Though VLSFO prices across the three major Asian bunker hubs have declined in the past day, China's Zhoushan recorded the steepest fall. Bunker demand in Zhoushan remains weak.
Brent
The front-month ICE Brent contract has slumped for the third straight day, this time $1.57/bbl lower on the day, to trade at $67.37/bbl at 17.00 SGT (09.00 GMT).
Upward pressure:
The American Petroleum Institute (API) has estimated a 3.7-million-bbl draw in US crude stocks on the week, which could mark its third straight weekly drop. The official US Energy Information Administration's weekly data is due to be released today.
China "continues to stockpile crude oil," the International Energy Agency noted in September. Coupled with recent improvements in industrial output, this could theoretically indicate that China's oil appetite will remain firm in the near-term, lending some support to Brent.
JPMorgan does not see any signs of global oil demand “slowing down structurally” in the near future, Natasha Kaneva, head of global commodities research at the private bank said in a podcast.

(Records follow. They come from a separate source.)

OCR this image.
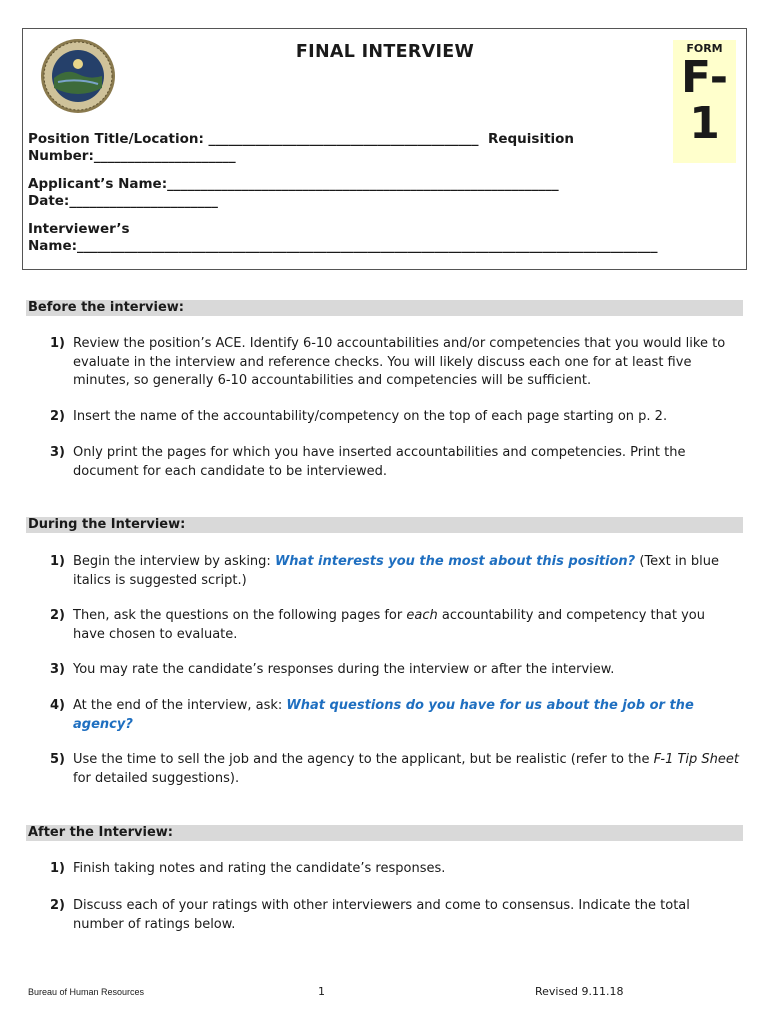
FINAL INTERVIEW	FORM
F-
1
Position Title/Location: ________________________________________  Requisition
Number:_____________________
Applicant’s Name:__________________________________________________________
Date:______________________
Interviewer’s
Name:______________________________________________________________________________________
Before the interview:
1) Review the position’s ACE. Identify 6-10 accountabilities and/or competencies that you would like to evaluate in the interview and reference checks. You will likely discuss each one for at least five minutes, so generally 6-10 accountabilities and competencies will be sufficient.
2) Insert the name of the accountability/competency on the top of each page starting on p. 2.
3) Only print the pages for which you have inserted accountabilities and competencies. Print the document for each candidate to be interviewed.
During the Interview:
1) Begin the interview by asking: What interests you the most about this position? (Text in blue italics is suggested script.)
2) Then, ask the questions on the following pages for each accountability and competency that you have chosen to evaluate.
3) You may rate the candidate’s responses during the interview or after the interview.
4) At the end of the interview, ask: What questions do you have for us about the job or the agency?
5) Use the time to sell the job and the agency to the applicant, but be realistic (refer to the F-1 Tip Sheet for detailed suggestions).
After the Interview:
1) Finish taking notes and rating the candidate’s responses.
2) Discuss each of your ratings with other interviewers and come to consensus. Indicate the total number of ratings below.
Bureau of Human Resources	1	Revised 9.11.18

Domestic airline activity in China, broader Asia, Europe and the Middle East as well as port activities in the US remains strong, which is “very, very supportive for the demand numbers”, Kaneva added.
Downward pressure:
OPEC+ members could boost production by 500,000 b/d over the next three months, Bloomberg has reported citing a delegate.
Reuters has also reported that the group could hike output by 500,000 b/d in November, citing three sources.
The OPEC Secretariat has quashed such reports, calling it “inaccurate and misleading” and has urged media restraint to avoid “fuelling unnecessary speculation” in the market.
But if confirmed, such an increase will “increase the scale of the surplus through the fourth quarter of this year and next year,” ING’s head of commodity strategy, Warren Patterson noted.
OPEC+'s expected rise in production output in November, Iraq's resumption of Kurdish oil flows and rising non-OPEC+ production have fuelled fears of a global oil glut, keeping the price under pressure.